= Stoffel Muller =

Stoffel Muller (1776 – 3 August 1833) was a Dutchman who led a small Protestant sect in the early nineteenth century. Known as the Zwijndrechtse nieuwlichters, the sect was later said to have had a communist ideology; it resisted civil government and held property commonly.

Stoffel Muller

==Biography==
Muller was born on 16 February 1776 in Puttershoek. His father was a sailor and Muller accompanied him frequently; after the death of his father, he worked as a skipper. He married Helena Groenendijk (died 1853) and had three sons with her.

Muller was raised in a strict religious environment and joined the Protestant church as a member ("lidmaat") in 1793. According to family lore he fell ill in Emden on one of his journeys and had to stay there a while to convalesce; during that time he came under the influence of the Lutheran Pietism. He was reputed to have had a religious experience in 1816 during a nightly walk, which was to inform his theology. Afterward, he became estranged from his family and sought people with a similar religious conviction; he found that in Dirk Valk, a former bailiff from Waddinxveen, and his family and friends. When Valk lost his position, the two traveled around to find means to support themselves and those attracted to Muller's theology and Valk's reputed belief in the imminent return of Christ. On one of those trips, when they were investigating a business opportunity in Amsterdam, Muller met Maria Leer of Edam, a prophetess and domestic servant 17 years his junior who had grown up in an orphanage; though he was never legally divorced from his first wife he formed a "spiritual marriage" with Leer in 1817.

That same year, Muller, with Leer and the Valks, formed the congregation (they saw it as a Christelijke Broedergemeente, an "Apostolic Brethren Association" modeled on the early Christians) which later became known as the Zwijndrechtse nieuwlichters, whose ideals were based on the Sermon on the Mount; later studies proposed that this was a kind of communist ideology held by many Protestant sects of the time. While Muller was considered the group's leader, he was not formally appointed as such.

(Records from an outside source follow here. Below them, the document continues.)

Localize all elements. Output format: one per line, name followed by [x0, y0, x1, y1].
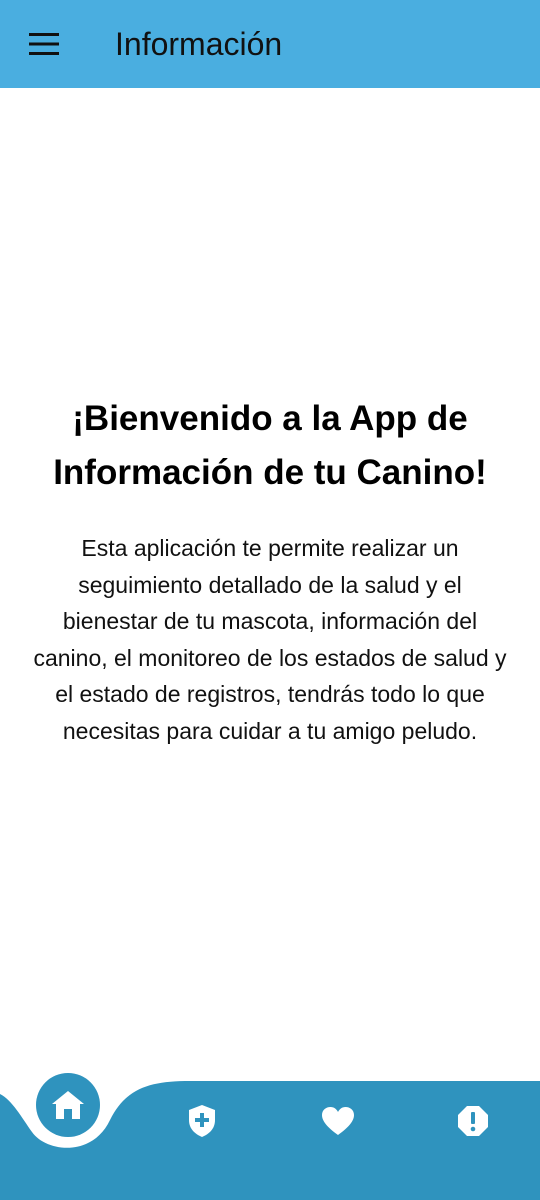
nav-wellness-button[interactable] [316, 1100, 360, 1142]
hamburger-menu-icon [29, 33, 59, 55]
nav-health-button[interactable] [182, 1100, 222, 1142]
page-title: Información [115, 26, 283, 62]
menu-button[interactable] [18, 18, 70, 70]
nav-home-button[interactable] [36, 1073, 100, 1137]
nav-alerts-button[interactable] [452, 1100, 494, 1142]
home-icon [52, 1091, 84, 1119]
alert-octagon-icon [458, 1106, 488, 1136]
heart-icon [322, 1107, 354, 1135]
welcome-section: ¡Bienvenido a la App de Información de t… [30, 392, 510, 749]
shield-plus-icon [189, 1105, 215, 1137]
app-bar: Información [0, 0, 540, 88]
welcome-heading: ¡Bienvenido a la App de Información de t… [53, 399, 487, 492]
welcome-description: Esta aplicación te permite realizar un s… [33, 535, 507, 744]
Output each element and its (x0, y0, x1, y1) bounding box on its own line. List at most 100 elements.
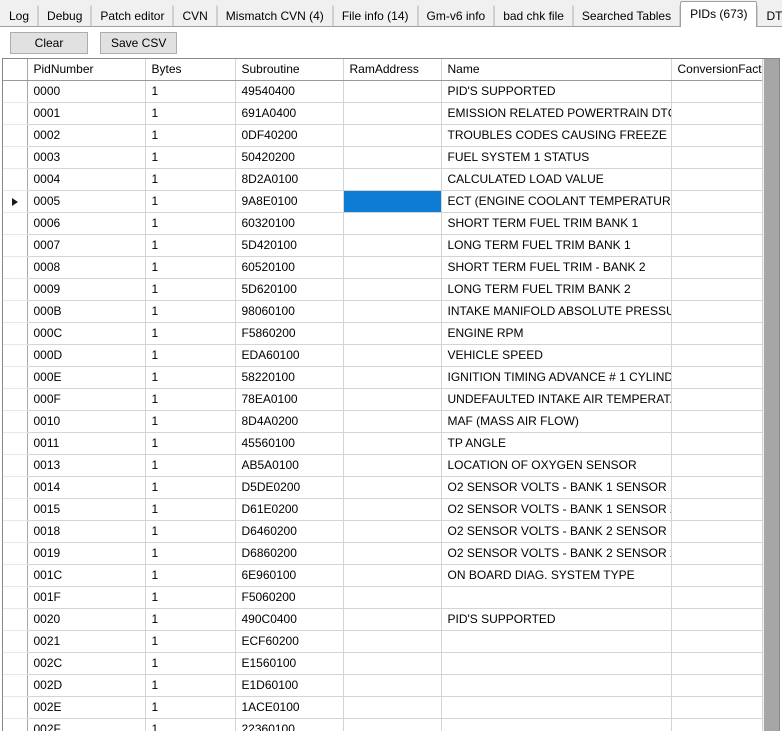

He and Leer were arrested for vagrancy in 1820 and served a year in prison. He died in Varik, on 3 August 1833, on a trip where he was as usual accompanied by Leer, possibly of cholera.

==Theology and legacy==
Muller's religious education was rudimentary, yet he managed to build a consistent religious system from his knowledge of the New Testament. The system was based on Romans 11:36, "For from him and through him and for him are all things". Stoffel interprets this to mean that everything, including sin, derives from God. This theology excluded predestination, since that which comes from God and through God and goes toward God can never be lost. The crucifixion is the single most important act of love, and the Sermon on the Mount provided the necessary guidance for life on earth. Muller's congregation was to live as the early Christians did, in love and with shared property. As long as Muller was alive and could enforce his will, the congregation followed those ideals; after his death, it quickly fell apart.

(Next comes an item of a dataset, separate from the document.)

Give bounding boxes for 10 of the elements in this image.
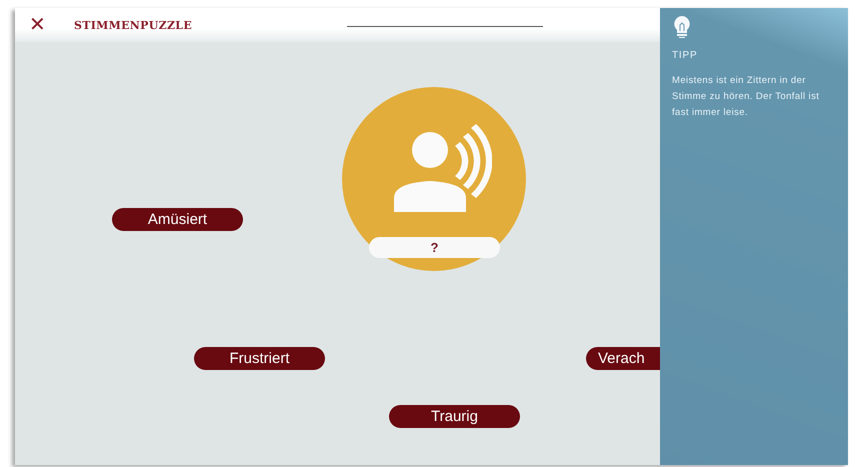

Much of what is known about Muller comes from the (not always reliable) recollections of Maria Leer; in 1860 she had moved to Leiden to live in the Bethlehemshof, where she met the writer Louise Sophie Blussé, who wrote Leer's memoirs and published them in 1892, under the pen name D.N. Anagrapheus, with a preface by Remonstrant preacher Jan Hendrik Maronier (1827–1920). Arthur van Schendel's skipper, Wuddink, a character in his novel De Waterman, was based on Muller. Leer's memoirs were likely the source for van Schendel.